Other Features: Teaching and Learning Moments
Dr. Risdon is associate professor and David Braley and Nancy Gordon Chair in Family Medicine, McMaster University, Hamilton, Ontario, Canada.
In addition to the usual information, such as procedures, logins, EMR operations, security passcards, and evaluation paperwork, covered on the first day of residency, my colleagues and I at the family medicine teaching clinic also want our residents to learn about our culture. And so the new chief resident, my codirector, and I gathered together a group of 20 or so orientation-weary R1s on their first day.
I began, “This time of year is always a bit poignant. We've just said goodbye to our outgoing residents who have spent the past two years with us. We're excited to be starting new relationships with you. Over the years, we've found that about 20% of our graduating residents are lovely human beings, fantastic physicians, and great colleagues. You'll meet some of these individuals because we ask them to return as locums and, occasionally, as junior faculty.
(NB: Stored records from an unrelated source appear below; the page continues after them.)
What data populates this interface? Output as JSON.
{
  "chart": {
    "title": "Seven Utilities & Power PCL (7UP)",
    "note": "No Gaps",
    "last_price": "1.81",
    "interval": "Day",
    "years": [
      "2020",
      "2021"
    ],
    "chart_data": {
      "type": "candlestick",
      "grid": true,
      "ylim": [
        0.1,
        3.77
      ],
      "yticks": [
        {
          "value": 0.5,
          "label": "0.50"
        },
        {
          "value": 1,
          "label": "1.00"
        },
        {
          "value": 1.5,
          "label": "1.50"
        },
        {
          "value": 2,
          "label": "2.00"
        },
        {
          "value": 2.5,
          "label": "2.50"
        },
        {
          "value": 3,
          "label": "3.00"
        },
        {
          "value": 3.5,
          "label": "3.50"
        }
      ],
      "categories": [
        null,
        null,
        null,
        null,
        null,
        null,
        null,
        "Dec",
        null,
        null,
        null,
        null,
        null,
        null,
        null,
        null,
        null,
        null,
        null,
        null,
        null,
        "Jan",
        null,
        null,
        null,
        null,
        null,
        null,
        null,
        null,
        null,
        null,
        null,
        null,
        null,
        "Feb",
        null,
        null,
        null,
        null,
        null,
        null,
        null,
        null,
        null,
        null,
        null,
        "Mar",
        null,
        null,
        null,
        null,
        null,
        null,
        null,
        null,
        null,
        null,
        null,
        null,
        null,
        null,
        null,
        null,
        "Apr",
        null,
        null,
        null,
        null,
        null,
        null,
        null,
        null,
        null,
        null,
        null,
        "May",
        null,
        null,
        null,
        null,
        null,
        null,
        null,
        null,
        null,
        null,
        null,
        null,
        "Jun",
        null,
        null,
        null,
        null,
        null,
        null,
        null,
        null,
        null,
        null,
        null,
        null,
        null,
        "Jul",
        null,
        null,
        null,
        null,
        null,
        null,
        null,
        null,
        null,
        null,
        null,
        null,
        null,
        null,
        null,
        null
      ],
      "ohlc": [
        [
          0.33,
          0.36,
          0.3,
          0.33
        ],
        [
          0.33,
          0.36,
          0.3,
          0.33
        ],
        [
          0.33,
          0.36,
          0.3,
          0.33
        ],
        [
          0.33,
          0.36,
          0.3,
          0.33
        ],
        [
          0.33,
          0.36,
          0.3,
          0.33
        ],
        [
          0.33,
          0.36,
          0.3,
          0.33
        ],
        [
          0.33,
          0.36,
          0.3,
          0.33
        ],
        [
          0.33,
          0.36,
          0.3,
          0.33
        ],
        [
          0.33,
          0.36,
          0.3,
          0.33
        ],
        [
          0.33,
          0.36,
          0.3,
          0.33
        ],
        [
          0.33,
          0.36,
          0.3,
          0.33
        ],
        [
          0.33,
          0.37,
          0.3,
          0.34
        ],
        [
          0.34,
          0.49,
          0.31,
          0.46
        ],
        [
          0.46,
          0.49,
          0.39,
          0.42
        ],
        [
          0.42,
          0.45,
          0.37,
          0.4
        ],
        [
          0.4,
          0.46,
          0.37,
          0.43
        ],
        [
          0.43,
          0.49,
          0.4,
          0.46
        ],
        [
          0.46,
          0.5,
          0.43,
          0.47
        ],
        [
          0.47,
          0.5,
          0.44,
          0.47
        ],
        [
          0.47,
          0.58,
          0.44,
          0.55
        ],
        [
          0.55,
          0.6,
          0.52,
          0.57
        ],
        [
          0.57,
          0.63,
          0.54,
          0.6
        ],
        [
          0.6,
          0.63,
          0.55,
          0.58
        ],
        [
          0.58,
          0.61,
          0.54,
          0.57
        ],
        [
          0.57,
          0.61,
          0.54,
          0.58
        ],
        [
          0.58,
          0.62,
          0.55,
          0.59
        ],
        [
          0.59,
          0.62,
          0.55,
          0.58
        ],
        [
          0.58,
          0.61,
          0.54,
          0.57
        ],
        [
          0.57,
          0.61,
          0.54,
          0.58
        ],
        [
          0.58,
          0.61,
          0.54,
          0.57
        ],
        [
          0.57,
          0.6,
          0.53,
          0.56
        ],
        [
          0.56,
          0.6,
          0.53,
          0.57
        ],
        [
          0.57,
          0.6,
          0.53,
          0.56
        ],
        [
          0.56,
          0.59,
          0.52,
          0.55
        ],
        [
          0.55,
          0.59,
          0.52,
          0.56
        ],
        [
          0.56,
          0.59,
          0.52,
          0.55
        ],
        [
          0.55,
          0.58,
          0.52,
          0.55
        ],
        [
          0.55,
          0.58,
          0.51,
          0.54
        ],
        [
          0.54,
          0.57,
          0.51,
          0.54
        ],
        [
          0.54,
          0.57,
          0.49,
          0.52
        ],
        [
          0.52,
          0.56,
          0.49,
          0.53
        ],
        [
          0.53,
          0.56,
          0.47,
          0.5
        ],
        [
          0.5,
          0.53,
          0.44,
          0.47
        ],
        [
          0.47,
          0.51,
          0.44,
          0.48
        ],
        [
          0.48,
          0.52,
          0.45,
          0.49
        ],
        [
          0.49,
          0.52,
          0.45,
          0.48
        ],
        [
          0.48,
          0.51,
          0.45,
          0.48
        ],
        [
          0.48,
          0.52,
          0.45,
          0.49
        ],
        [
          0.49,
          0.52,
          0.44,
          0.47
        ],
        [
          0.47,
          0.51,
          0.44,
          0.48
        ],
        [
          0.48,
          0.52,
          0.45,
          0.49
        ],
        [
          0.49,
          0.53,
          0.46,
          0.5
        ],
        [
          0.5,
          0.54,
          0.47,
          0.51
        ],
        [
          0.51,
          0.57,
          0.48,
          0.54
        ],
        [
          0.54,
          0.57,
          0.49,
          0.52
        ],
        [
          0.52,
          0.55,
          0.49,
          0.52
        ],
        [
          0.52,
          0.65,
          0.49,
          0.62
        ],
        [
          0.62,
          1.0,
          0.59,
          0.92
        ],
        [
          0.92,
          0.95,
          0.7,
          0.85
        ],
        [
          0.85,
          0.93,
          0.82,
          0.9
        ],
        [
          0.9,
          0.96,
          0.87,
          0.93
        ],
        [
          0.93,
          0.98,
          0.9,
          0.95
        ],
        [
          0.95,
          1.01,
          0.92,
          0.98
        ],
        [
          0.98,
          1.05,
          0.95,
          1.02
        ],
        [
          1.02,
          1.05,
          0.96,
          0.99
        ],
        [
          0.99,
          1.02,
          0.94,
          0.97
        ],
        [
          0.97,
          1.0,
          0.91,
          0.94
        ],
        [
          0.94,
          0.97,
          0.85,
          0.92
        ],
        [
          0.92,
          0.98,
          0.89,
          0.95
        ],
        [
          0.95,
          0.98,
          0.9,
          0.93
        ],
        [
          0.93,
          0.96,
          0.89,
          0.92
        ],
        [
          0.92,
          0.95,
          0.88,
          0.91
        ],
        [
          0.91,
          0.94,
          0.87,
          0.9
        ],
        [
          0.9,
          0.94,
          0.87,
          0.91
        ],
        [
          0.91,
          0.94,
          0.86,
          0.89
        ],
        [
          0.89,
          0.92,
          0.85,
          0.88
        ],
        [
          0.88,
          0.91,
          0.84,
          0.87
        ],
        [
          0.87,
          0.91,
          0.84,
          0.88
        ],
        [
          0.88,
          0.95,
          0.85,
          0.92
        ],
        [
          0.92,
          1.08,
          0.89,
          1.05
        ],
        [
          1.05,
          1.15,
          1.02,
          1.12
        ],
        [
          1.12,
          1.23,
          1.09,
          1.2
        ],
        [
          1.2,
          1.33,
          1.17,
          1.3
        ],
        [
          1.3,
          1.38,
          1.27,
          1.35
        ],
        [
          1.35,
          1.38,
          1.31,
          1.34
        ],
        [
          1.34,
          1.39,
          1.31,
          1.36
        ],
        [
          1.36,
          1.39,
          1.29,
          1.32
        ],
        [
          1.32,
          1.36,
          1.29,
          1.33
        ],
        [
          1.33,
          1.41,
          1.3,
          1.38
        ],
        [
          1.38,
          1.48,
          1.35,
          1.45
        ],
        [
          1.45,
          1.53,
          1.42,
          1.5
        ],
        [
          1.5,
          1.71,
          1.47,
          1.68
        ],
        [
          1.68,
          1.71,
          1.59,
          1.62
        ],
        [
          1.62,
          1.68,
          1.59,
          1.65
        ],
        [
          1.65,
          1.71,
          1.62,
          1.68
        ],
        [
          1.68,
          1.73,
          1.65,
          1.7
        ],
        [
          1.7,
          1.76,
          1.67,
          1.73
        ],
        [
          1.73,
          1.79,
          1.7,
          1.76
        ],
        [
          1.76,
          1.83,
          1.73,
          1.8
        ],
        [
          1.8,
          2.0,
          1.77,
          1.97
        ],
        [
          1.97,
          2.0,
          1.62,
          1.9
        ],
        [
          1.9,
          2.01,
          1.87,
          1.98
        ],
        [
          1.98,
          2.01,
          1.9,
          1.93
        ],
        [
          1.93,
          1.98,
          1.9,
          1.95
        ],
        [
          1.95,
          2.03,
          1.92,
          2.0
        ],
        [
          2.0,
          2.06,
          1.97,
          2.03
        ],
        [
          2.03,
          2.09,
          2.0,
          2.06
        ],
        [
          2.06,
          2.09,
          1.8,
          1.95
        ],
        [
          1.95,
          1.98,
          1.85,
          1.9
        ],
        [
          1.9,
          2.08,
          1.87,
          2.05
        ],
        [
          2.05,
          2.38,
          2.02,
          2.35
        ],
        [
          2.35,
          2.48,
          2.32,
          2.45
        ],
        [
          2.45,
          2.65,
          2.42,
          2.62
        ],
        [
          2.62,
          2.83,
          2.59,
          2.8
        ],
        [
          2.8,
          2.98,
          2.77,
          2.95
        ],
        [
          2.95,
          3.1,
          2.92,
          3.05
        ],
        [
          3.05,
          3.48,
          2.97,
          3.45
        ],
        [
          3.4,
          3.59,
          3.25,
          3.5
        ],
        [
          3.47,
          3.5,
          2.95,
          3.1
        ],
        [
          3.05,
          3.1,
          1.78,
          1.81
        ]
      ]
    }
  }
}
The majority of our grads, about 75% or so, are also great people, and we enjoy working with them. They make very good family physicians, and we keep in touch.”
I paused for a second, noticing that several people were doing the math in their heads.
“Frankly, because of the frustration and hostility they cause, we can't wait for the remaining five percent to leave. This orientation is to tell you what you need to know so that you don't find yourself in that five percent.”
There was a long pause. Many of the residents stared at us in open shock; several mouths hung open. Then there was a round of nervous laughter. For the next 30 minutes, we shared how we hoped our residents would behave, as well as a few instances in which our residents strayed into “The Five Percent” in the past.
Despite our shocking revelation, “The Five Percent” of residents is, in reality, a much smaller percentage of the group. And although we encounter residents who need remediation for academic and personal problems, they aren't the ones who incite any degree of animus. The ones who stick out in our minds are the residents who seem difficult—they complain, they create work for others, and they see patients as the enemy. In my experience, it's very difficult to address this pattern of behavior early enough so the resident may learn from his or her mistake without the incident being too emotional. Because of the deep frustration, even anger, these patterns of behavior can bring about in preceptors and peers, residents exhibiting these behaviors are often simply avoided. Or we focus instead exclusively on their cognitive evaluations because addressing how their attitudes and coping strategies affect others makes us uncomfortable. Finally, since we so often assume that others know what we expect of them (isn't it obvious?), our frustration is doubled when we see learners behave in ways that seem so deliberately annoying or concerning.
This year's R1s have begun their rotation with a heightened awareness that their behavior really does impact other people and that first impressions on the team are important. Several have met with us, saying “I don't want to be in that five percent.” Best of all, if we do see something troubling, we have an easy way to introduce our concerns and start an early and corrective conversation. But I suspect we won't need to because they still remember what we said at orientation and won't easily forget their shock at our honesty.